PROTESTOS CONTRA AS AMEAÇAS DO PRESIDENTE FERNANDO HENRIQUE CARDOSO, VEICULADAS PELA IMPRENSA NACIONAL, DE DEMISSÃO COMPULSORIA DE 50 MIL FUNCIONARIOS PUBLICOS, CASO O RELATORIO DO DEPUTADO MOREIRA FRANCO SOBRE A REFORMA ADMINISTRATIVA, NÃO SEJA IMEDIATAMENTE VOTADO E APROVADO NA CAMARA DOS DEPUTADOS. ABSURDOS E INVERSÕES DA REFERIDA REFORMA. TENTATIVAS DO EXECUTIVO EM DENEGRIR A IMAGEM DOS PODERES LEGISLATIVO E JUDICIARIO. ABERRAÇÕES NA PRIVATIZAÇÃO DAS ESTATAIS. APOIO DE S. EXA. AO MANIFESTO DE JURISTAS A NAÇÃO, DE 7 DE MARÇO PROXIMO PASSADO. DEFESA DA BANDEIRA DA DEMOCRACIA, ATRAVES DA PARTICIPAÇÃO EQUANIME DOS PODERES DA NAÇÃO E DOS CIDADÃOS.

Autor
Epitácio Cafeteira (PPB - Partido Progressista Brasileiro/MA)
Nome completo: Epitácio Cafeteira Afonso Pereira
Casa
Senado Federal
Tipo
Discurso
Resumo por assunto
REFORMA ADMINISTRATIVA. PODERES CONSTITUCIONAIS.:
  • PROTESTOS CONTRA AS AMEAÇAS DO PRESIDENTE FERNANDO HENRIQUE CARDOSO, VEICULADAS PELA IMPRENSA NACIONAL, DE DEMISSÃO COMPULSORIA DE 50 MIL FUNCIONARIOS PUBLICOS, CASO O RELATORIO DO DEPUTADO MOREIRA FRANCO SOBRE A REFORMA ADMINISTRATIVA, NÃO SEJA IMEDIATAMENTE VOTADO E APROVADO NA CAMARA DOS DEPUTADOS. ABSURDOS E INVERSÕES DA REFERIDA REFORMA. TENTATIVAS DO EXECUTIVO EM DENEGRIR A IMAGEM DOS PODERES LEGISLATIVO E JUDICIARIO. ABERRAÇÕES NA PRIVATIZAÇÃO DAS ESTATAIS. APOIO DE S. EXA. AO MANIFESTO DE JURISTAS A NAÇÃO, DE 7 DE MARÇO PROXIMO PASSADO. DEFESA DA BANDEIRA DA DEMOCRACIA, ATRAVES DA PARTICIPAÇÃO EQUANIME DOS PODERES DA NAÇÃO E DOS CIDADÃOS.
Aparteantes
Antonio Carlos Valadares, Josaphat Marinho.
Publicação
Publicação no DSF de 04/04/1997 - Página 7008
Assunto
Outros > REFORMA ADMINISTRATIVA. PODERES CONSTITUCIONAIS.
Indexação
  • CRITICA, LOBBY, PRESIDENTE DA REPUBLICA, VOTAÇÃO, CONGRESSO NACIONAL, REFORMA ADMINISTRATIVA, AMEAÇA, DEMISSÃO, SERVIDOR PUBLICO CIVIL.
  • CRITICA, ATUAÇÃO, PRESIDENTE DA REPUBLICA, EXCESSO, MEDIDA PROVISORIA (MPV), TENTATIVA, PREJUIZO, REPUTAÇÃO, LEGISLATIVO, JUDICIARIO, PRIORIDADE, AUXILIO, BANCOS, LATIFUNDIO, FALTA, ATENÇÃO, SAUDE, EDUCAÇÃO, PEQUENO PRODUTOR RURAL.
  • CRITICA, PROPOSTA, GOVERNO, REFORMA ADMINISTRATIVA, RETIRADA, DIREITO ADQUIRIDO, SERVIDOR.
  • CRITICA, MEDIDA PROVISORIA (MPV), EXIGENCIA, GARANTIA, TROCA, CONCESSÃO, LIMINAR, EFEITO, LIMITAÇÃO, ATUAÇÃO, JUDICIARIO.
  • LEITURA, MANIFESTO, JURISTA, OPOSIÇÃO, CONCENTRAÇÃO, PODER, EXECUTIVO, PREJUIZO, DEMOCRACIA.
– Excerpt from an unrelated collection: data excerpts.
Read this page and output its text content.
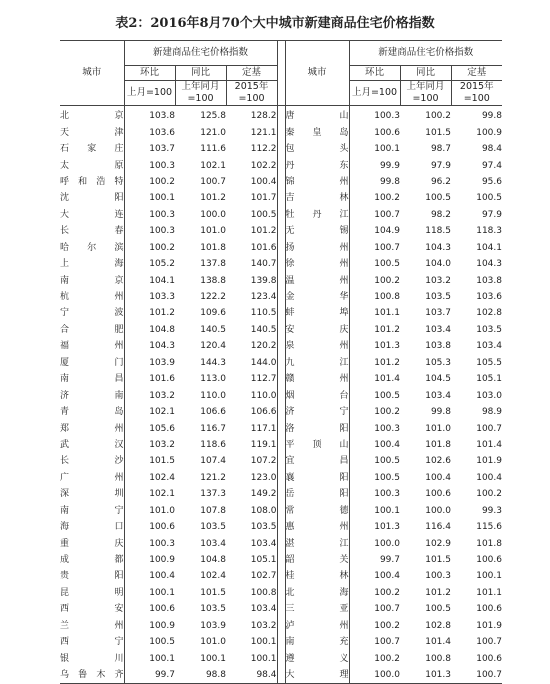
表2：2016年8月70个大中城市新建商品住宅价格指数
城市	新建商品住宅价格指数				城市	新建商品住宅价格指数		
	环比	同比	定基			环比	同比	定基
	上月=100	上年同月=100	2015年=100			上月=100	上年同月=100	2015年=100
北京	103.8	125.8	128.2		唐山	100.3	100.2	99.8
天津	103.6	121.0	121.1		秦皇岛	100.6	101.5	100.9
石家庄	103.7	111.6	112.2		包头	100.1	98.7	98.4
太原	100.3	102.1	102.2		丹东	99.9	97.9	97.4
呼和浩特	100.2	100.7	100.4		锦州	99.8	96.2	95.6
沈阳	100.1	101.2	101.7		吉林	100.2	100.5	100.5
大连	100.3	100.0	100.5		牡丹江	100.7	98.2	97.9
长春	100.3	101.0	101.2		无锡	104.9	118.5	118.3
哈尔滨	100.2	101.8	101.6		扬州	100.7	104.3	104.1
上海	105.2	137.8	140.7		徐州	100.5	104.0	104.3
南京	104.1	138.8	139.8		温州	100.2	103.2	103.8
杭州	103.3	122.2	123.4		金华	100.8	103.5	103.6
宁波	101.2	109.6	110.5		蚌埠	101.1	103.7	102.8
合肥	104.8	140.5	140.5		安庆	101.2	103.4	103.5
福州	104.3	120.4	120.2		泉州	101.3	103.8	103.4
厦门	103.9	144.3	144.0		九江	101.2	105.3	105.5
南昌	101.6	113.0	112.7		赣州	101.4	104.5	105.1
济南	103.2	110.0	110.0		烟台	100.5	103.4	103.0
青岛	102.1	106.6	106.6		济宁	100.2	99.8	98.9
郑州	105.6	116.7	117.1		洛阳	100.3	101.0	100.7
武汉	103.2	118.6	119.1		平顶山	100.4	101.8	101.4
长沙	101.5	107.4	107.2		宜昌	100.5	102.6	101.9
广州	102.4	121.2	123.0		襄阳	100.5	100.4	100.4
深圳	102.1	137.3	149.2		岳阳	100.3	100.6	100.2
南宁	101.0	107.8	108.0		常德	100.1	100.0	99.3
海口	100.6	103.5	103.5		惠州	101.3	116.4	115.6
重庆	100.3	103.4	103.4		湛江	100.0	102.9	101.8
成都	100.9	104.8	105.1		韶关	99.7	101.5	100.6
贵阳	100.4	102.4	102.7		桂林	100.4	100.3	100.1
昆明	100.1	101.5	100.8		北海	100.2	101.2	101.1
西安	100.6	103.5	103.4		三亚	100.7	100.5	100.6
兰州	100.9	103.9	103.2		泸州	100.2	102.8	101.9
西宁	100.5	101.0	100.1		南充	100.7	101.4	100.7
银川	100.1	100.1	100.1		遵义	100.2	100.8	100.6
乌鲁木齐	99.7	98.8	98.4		大理	100.0	101.3	100.7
DISCURSO PRONUNCIADO PELO SR. EPITACIO CAFETEIRA NA SESSÃO DE 02/04/97, E QUE, ENTREGUE À REVISÃO DO ORADOR, SERIA PUBLICADO POSTERIORMENTE. 
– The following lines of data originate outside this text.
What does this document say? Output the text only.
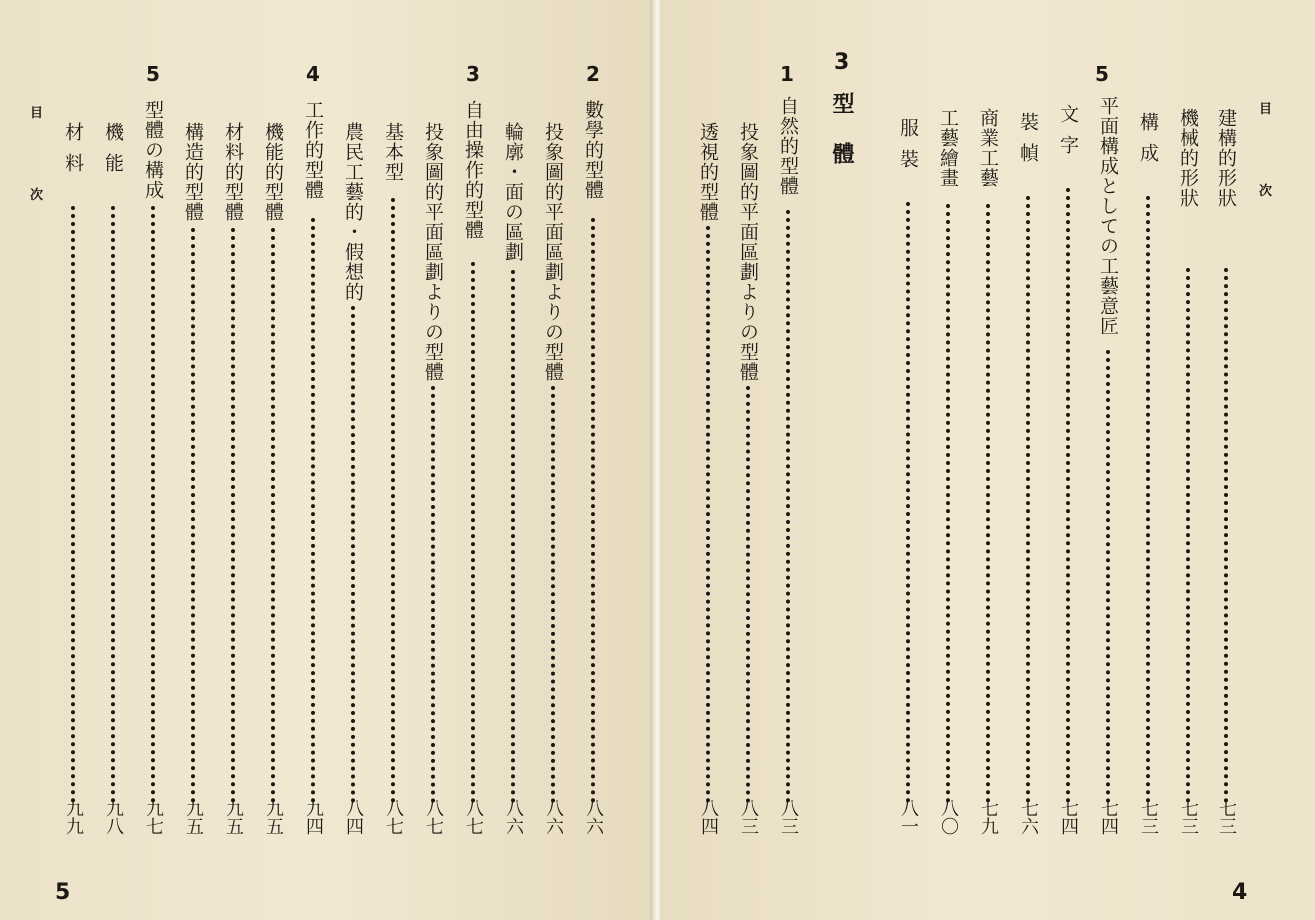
目
次
5
2
3
4
5
數學的型體
八六
投象圖的平面區劃よりの型體
八六
輪廓・面の區劃
八六
自由操作的型體
八七
投象圖的平面區劃よりの型體
八七
基本型
八七
農民工藝的・假想的
八四
工作的型體
九四
機能的型體
九五
材料的型體
九五
構造的型體
九五
型體の構成
九七
機能
九八
材料
九九
目
次
4
3
型體
5
1
建構的形狀
七三
機械的形狀
七三
構成
七三
平面構成としての工藝意匠
七四
文字
七四
裝幀
七六
商業工藝
七九
工藝繪畫
八〇
服裝
八一
自然的型體
八三
投象圖的平面區劃よりの型體
八三
透視的型體
八四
O SR. EPITACIO CAFETEIRA (PPB-MA. Pronuncia o seguinte discurso.) - Sr. Presidente, Srªs e Srs. Senadores, diz o art. 2º da Constituição Federal:

Art. 2º São poderes da União independentes e harmônicos entre si, o Legislativo, o Executivo e o Judiciário.
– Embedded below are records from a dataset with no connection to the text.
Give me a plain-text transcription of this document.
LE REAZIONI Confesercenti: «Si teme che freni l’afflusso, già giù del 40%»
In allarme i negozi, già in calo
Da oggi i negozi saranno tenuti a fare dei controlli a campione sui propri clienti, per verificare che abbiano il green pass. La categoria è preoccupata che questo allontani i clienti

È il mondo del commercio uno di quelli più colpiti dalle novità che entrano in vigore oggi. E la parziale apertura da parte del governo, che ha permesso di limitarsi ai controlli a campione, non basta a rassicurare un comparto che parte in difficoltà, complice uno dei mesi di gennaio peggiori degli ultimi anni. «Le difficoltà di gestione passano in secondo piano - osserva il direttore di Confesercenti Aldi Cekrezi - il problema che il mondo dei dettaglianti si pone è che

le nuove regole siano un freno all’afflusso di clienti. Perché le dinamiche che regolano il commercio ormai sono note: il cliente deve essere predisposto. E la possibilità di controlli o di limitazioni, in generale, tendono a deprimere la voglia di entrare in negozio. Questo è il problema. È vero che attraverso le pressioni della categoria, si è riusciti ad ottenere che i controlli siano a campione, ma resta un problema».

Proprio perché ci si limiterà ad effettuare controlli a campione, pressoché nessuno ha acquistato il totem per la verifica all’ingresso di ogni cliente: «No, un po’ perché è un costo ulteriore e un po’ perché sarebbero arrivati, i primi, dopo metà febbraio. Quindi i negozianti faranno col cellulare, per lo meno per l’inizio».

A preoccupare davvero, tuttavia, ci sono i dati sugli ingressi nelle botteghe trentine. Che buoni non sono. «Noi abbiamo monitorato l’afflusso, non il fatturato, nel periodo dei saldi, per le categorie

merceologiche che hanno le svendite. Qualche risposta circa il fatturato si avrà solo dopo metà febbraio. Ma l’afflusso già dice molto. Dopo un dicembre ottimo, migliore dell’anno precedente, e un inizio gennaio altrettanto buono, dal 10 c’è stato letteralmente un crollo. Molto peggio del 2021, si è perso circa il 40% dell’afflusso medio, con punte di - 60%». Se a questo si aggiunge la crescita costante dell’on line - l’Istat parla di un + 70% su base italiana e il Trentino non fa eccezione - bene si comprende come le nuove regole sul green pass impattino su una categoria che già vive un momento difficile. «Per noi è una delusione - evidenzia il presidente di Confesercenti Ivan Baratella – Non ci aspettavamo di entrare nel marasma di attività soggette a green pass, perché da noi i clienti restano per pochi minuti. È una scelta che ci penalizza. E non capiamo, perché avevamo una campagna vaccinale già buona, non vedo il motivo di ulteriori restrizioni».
Li, hoje, entre estarrecido e indignado, notícia veiculada em alguns grandes jornais deste País, sobre a ameaça do nosso Presidente da República de demitir compulsoriamente 50 mil funcionários, caso o relatório do Deputado Moreira Franco, sobre a reforma administrativa, não seja imediatamente votado pela Câmara dos Deputados.

Não resta dúvida que estamos vivendo, hoje, sob um regime de ameaças. É lamentável constatarmos que o autoritarismo, tão condenado nas ditaduras, campeia entre nós e tem expressão maior na pessoa do chefe de um dos três Poderes deste País que deveriam ser independentes e harmônicos entre si.

As reportagens falam ainda da irritação e da veemência com que Fernando Henrique Cardoso reagiu à demora da votação e à tentativa de inclusão de alguns dispositivos que contrariam a sua vontade.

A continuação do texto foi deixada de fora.